Although the obvious work of a national tournament director is done running events, I also do a lot of “work” from home. I get phone calls from everyone: other National directors, other TDs, the local club, and players who have had rulings they don't understand. I get emails requesting rulings or opinions on previous rulings/appeals; and I do get the occasional text message starting “U hold ...” (polling to determine logical alternatives). But I don't get faxes.
Although my telephone number is provided by the English Bridge Union, enquiries come from throughout the British Isles: regular consults from the depths of Wales, players and TDs from Scotland, and the odd ruling from Ireland. Most correspondents are grateful and are apprecriative of the time and effort, even if I don't tell them what they wanted to hear. But recently I did spend 24 hours canvassing opinions on a ruling and then weighing the different opinions to give my ruling; neither side bothered to thank me, although I must have ruled in favour of one of them!

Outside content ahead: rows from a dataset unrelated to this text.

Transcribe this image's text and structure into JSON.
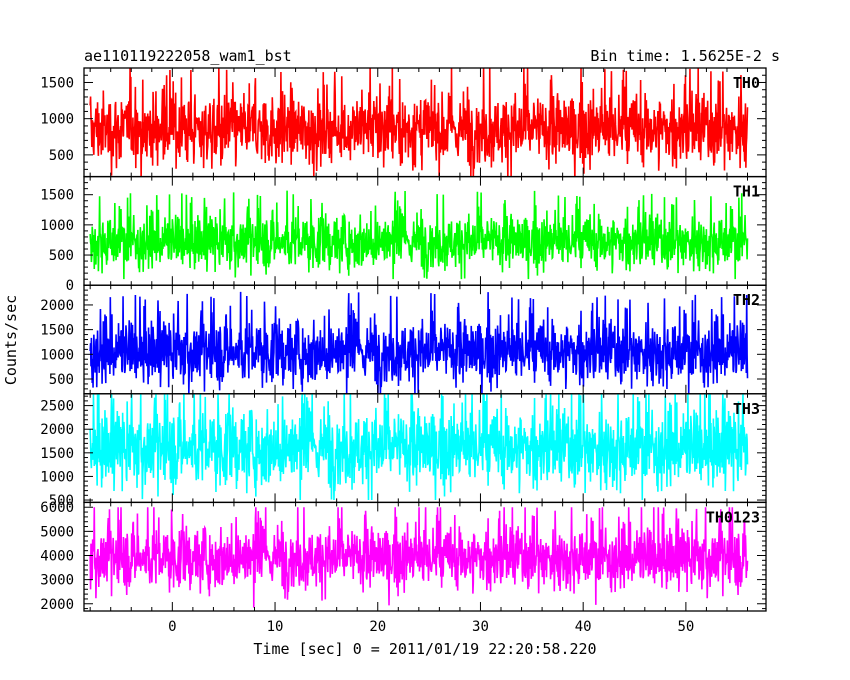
{
  "header": {
    "title": "ae110119222058_wam1_bst",
    "bin_time": "Bin time: 1.5625E-2 s"
  },
  "chart_data": {
    "type": "line",
    "title": "ae110119222058_wam1_bst",
    "subtitle": "Bin time: 1.5625E-2 s",
    "xlabel": "Time [sec] 0 = 2011/01/19 22:20:58.220",
    "ylabel": "Counts/sec",
    "xlim": [
      -8.6,
      57.8
    ],
    "x_ticks": [
      0,
      10,
      20,
      30,
      40,
      50
    ],
    "x_range_data": [
      -8.0,
      56.0
    ],
    "grid": false,
    "panels": [
      {
        "name": "TH0",
        "color": "#ff0000",
        "ylim": [
          200,
          1700
        ],
        "y_ticks": [
          500,
          1000,
          1500
        ],
        "baseline": 850,
        "spread": 250,
        "low": 150,
        "high": 1700
      },
      {
        "name": "TH1",
        "color": "#00ff00",
        "ylim": [
          0,
          1800
        ],
        "y_ticks": [
          0,
          500,
          1000,
          1500
        ],
        "baseline": 720,
        "spread": 230,
        "low": 100,
        "high": 1800
      },
      {
        "name": "TH2",
        "color": "#0000ff",
        "ylim": [
          200,
          2400
        ],
        "y_ticks": [
          500,
          1000,
          1500,
          2000
        ],
        "baseline": 1050,
        "spread": 330,
        "low": 200,
        "high": 2400
      },
      {
        "name": "TH3",
        "color": "#00ffff",
        "ylim": [
          450,
          2750
        ],
        "y_ticks": [
          500,
          1000,
          1500,
          2000,
          2500
        ],
        "baseline": 1600,
        "spread": 420,
        "low": 500,
        "high": 2750
      },
      {
        "name": "TH0123",
        "color": "#ff00ff",
        "ylim": [
          1700,
          6200
        ],
        "y_ticks": [
          2000,
          3000,
          4000,
          5000,
          6000
        ],
        "baseline": 3900,
        "spread": 650,
        "low": 1800,
        "high": 6000
      }
    ]
  }
}
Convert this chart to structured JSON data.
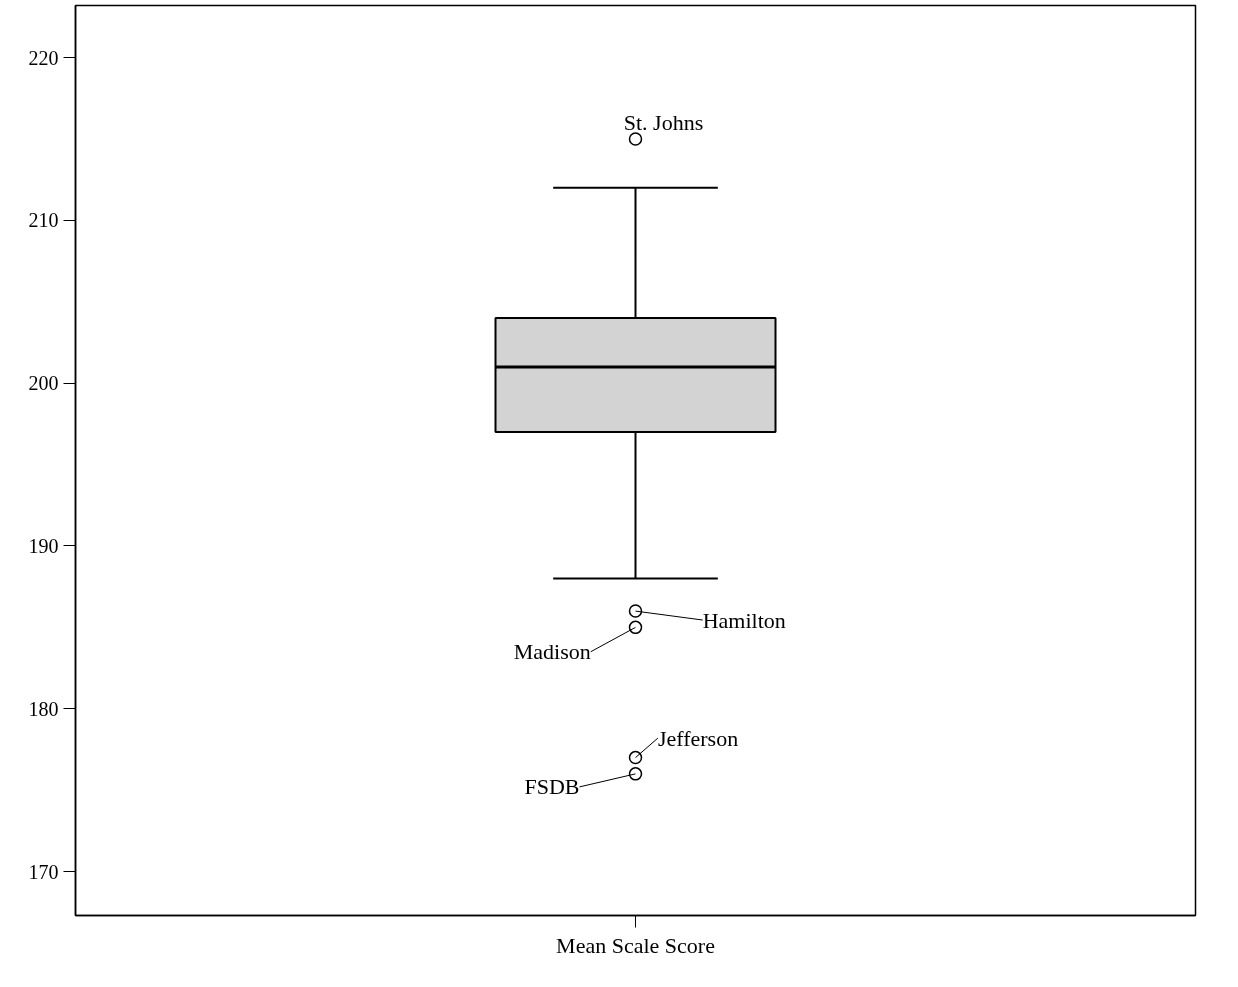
{
  "chart_data": {
    "type": "box",
    "categories": [
      "Mean Scale Score"
    ],
    "boxes": [
      {
        "low": 188,
        "q1": 197,
        "median": 201,
        "q3": 204,
        "high": 212
      }
    ],
    "series": [
      {
        "type": "scatter",
        "marker": "circle",
        "x": [
          "Mean Scale Score",
          "Mean Scale Score",
          "Mean Scale Score",
          "Mean Scale Score",
          "Mean Scale Score"
        ],
        "values": [
          215,
          186,
          185,
          177,
          176
        ]
      }
    ],
    "colors": [
      "#d3d3d3"
    ],
    "ylim": [
      167.3,
      223.2
    ],
    "yticks": [
      170,
      180,
      190,
      200,
      210,
      220
    ],
    "grid": false,
    "annotations": [
      {
        "text": "St. Johns",
        "x": "Mean Scale Score",
        "y": 215
      },
      {
        "text": "Hamilton",
        "x": "Mean Scale Score",
        "y": 186
      },
      {
        "text": "Madison",
        "x": "Mean Scale Score",
        "y": 185
      },
      {
        "text": "Jefferson",
        "x": "Mean Scale Score",
        "y": 177
      },
      {
        "text": "FSDB",
        "x": "Mean Scale Score",
        "y": 176
      }
    ]
  }
}
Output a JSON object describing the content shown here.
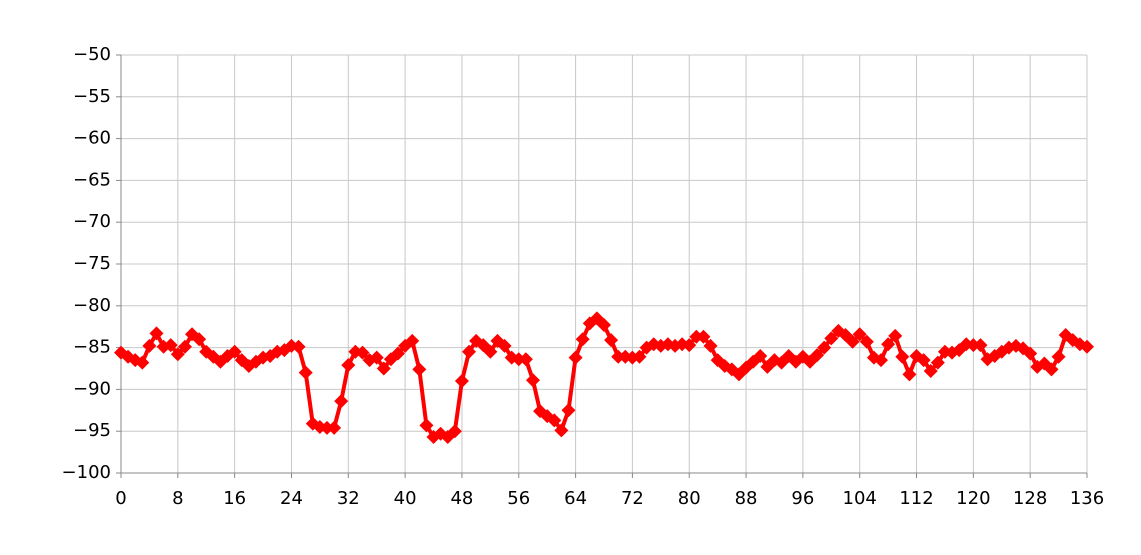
{
  "chart_data": {
    "type": "line",
    "color": "#ff0000",
    "marker": "diamond",
    "grid": true,
    "x": [
      0,
      1,
      2,
      3,
      4,
      5,
      6,
      7,
      8,
      9,
      10,
      11,
      12,
      13,
      14,
      15,
      16,
      17,
      18,
      19,
      20,
      21,
      22,
      23,
      24,
      25,
      26,
      27,
      28,
      29,
      30,
      31,
      32,
      33,
      34,
      35,
      36,
      37,
      38,
      39,
      40,
      41,
      42,
      43,
      44,
      45,
      46,
      47,
      48,
      49,
      50,
      51,
      52,
      53,
      54,
      55,
      56,
      57,
      58,
      59,
      60,
      61,
      62,
      63,
      64,
      65,
      66,
      67,
      68,
      69,
      70,
      71,
      72,
      73,
      74,
      75,
      76,
      77,
      78,
      79,
      80,
      81,
      82,
      83,
      84,
      85,
      86,
      87,
      88,
      89,
      90,
      91,
      92,
      93,
      94,
      95,
      96,
      97,
      98,
      99,
      100,
      101,
      102,
      103,
      104,
      105,
      106,
      107,
      108,
      109,
      110,
      111,
      112,
      113,
      114,
      115,
      116,
      117,
      118,
      119,
      120,
      121,
      122,
      123,
      124,
      125,
      126,
      127,
      128,
      129,
      130,
      131,
      132,
      133,
      134,
      135,
      136
    ],
    "values": [
      -85.6,
      -86.1,
      -86.5,
      -86.8,
      -84.8,
      -83.3,
      -84.9,
      -84.7,
      -85.8,
      -84.9,
      -83.4,
      -84,
      -85.5,
      -86.1,
      -86.7,
      -86,
      -85.5,
      -86.5,
      -87.2,
      -86.7,
      -86.2,
      -86,
      -85.5,
      -85.3,
      -84.8,
      -84.9,
      -88,
      -94.1,
      -94.5,
      -94.6,
      -94.6,
      -91.4,
      -87.1,
      -85.5,
      -85.6,
      -86.5,
      -86.2,
      -87.5,
      -86.4,
      -85.7,
      -84.8,
      -84.2,
      -87.6,
      -94.3,
      -95.7,
      -95.3,
      -95.7,
      -95,
      -89,
      -85.5,
      -84.2,
      -84.7,
      -85.5,
      -84.2,
      -84.8,
      -86.2,
      -86.4,
      -86.4,
      -88.9,
      -92.6,
      -93.2,
      -93.7,
      -94.9,
      -92.5,
      -86.2,
      -84,
      -82.1,
      -81.5,
      -82.3,
      -84.1,
      -86.1,
      -86.1,
      -86.2,
      -86.1,
      -85,
      -84.6,
      -84.8,
      -84.6,
      -84.8,
      -84.6,
      -84.7,
      -83.7,
      -83.7,
      -84.8,
      -86.5,
      -87.2,
      -87.6,
      -88.2,
      -87.4,
      -86.7,
      -86,
      -87.3,
      -86.5,
      -86.8,
      -86,
      -86.7,
      -86.1,
      -86.7,
      -85.9,
      -85,
      -83.9,
      -83,
      -83.5,
      -84.3,
      -83.4,
      -84.3,
      -86.2,
      -86.5,
      -84.6,
      -83.6,
      -86.1,
      -88.2,
      -86,
      -86.5,
      -87.8,
      -86.8,
      -85.5,
      -85.6,
      -85.3,
      -84.6,
      -84.7,
      -84.7,
      -86.4,
      -86,
      -85.5,
      -85,
      -84.8,
      -85.1,
      -85.7,
      -87.3,
      -86.9,
      -87.6,
      -86.1,
      -83.5,
      -84.1,
      -84.6,
      -84.9
    ],
    "xlim": [
      0,
      136
    ],
    "xticks": [
      0,
      8,
      16,
      24,
      32,
      40,
      48,
      56,
      64,
      72,
      80,
      88,
      96,
      104,
      112,
      120,
      128,
      136
    ],
    "ylim": [
      -100,
      -50
    ],
    "yticks": [
      {
        "value": -100,
        "label": "−100"
      },
      {
        "value": -95,
        "label": "−95"
      },
      {
        "value": -90,
        "label": "−90"
      },
      {
        "value": -85,
        "label": "−85"
      },
      {
        "value": -80,
        "label": "−80"
      },
      {
        "value": -75,
        "label": "−75"
      },
      {
        "value": -70,
        "label": "−70"
      },
      {
        "value": -65,
        "label": "−65"
      },
      {
        "value": -60,
        "label": "−60"
      },
      {
        "value": -55,
        "label": "−55"
      },
      {
        "value": -50,
        "label": "−50"
      }
    ]
  }
}
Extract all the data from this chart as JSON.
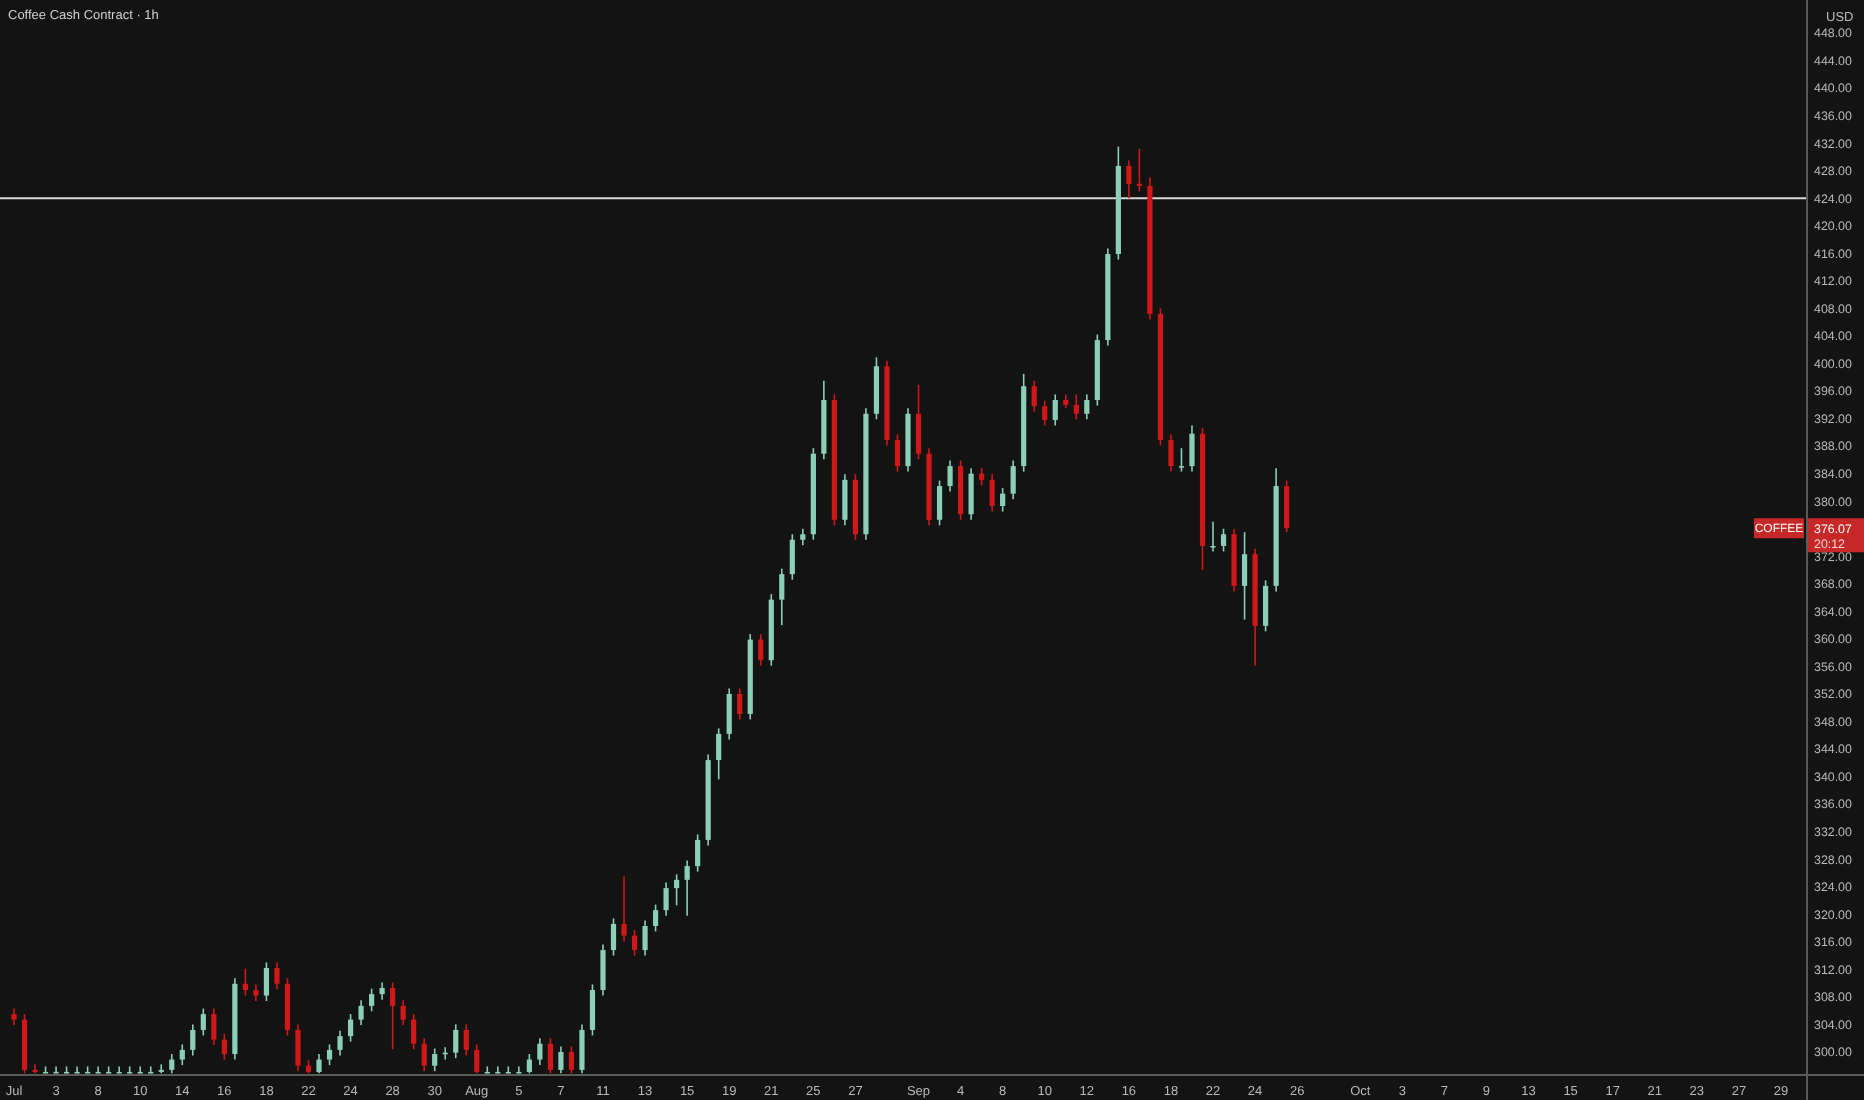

That ruling involved confusion between a Benjamin 2♦ and a weak two in ♦ with inevitable consequences. I had to poll those who played Benji about the logical alternatives for the player who thought 2♦ was Benji, and to poll others who wouldn't play Benji about what the unauthorised information suggested.
Other topics
- How to apply Law 31 when the bid out of rotation was conventional. The answer is in Law 29C but this law is easily overlooked when reading Laws 30 – 32.
- A dispute at trick 13: dummy is on lead and that card will win, but declarer shows his card intending to claim the last trick and the opponents want to accept declarer's card as a lead out of turn (which will lose).
- Does a careful reading of Law 12B1 mean that if the damage is entirely self-inflicted (in the sense of Law 12C1b) there should be not adjustment for either side? (Answer: Yes, but.)
- What to do when an opening two bid does not meet the EBU regulation, do we treat it as an illegal agreement or a deviation from partnership agreement.
- Discussion of a suitable format for Swiss Teams playing around 36 boards.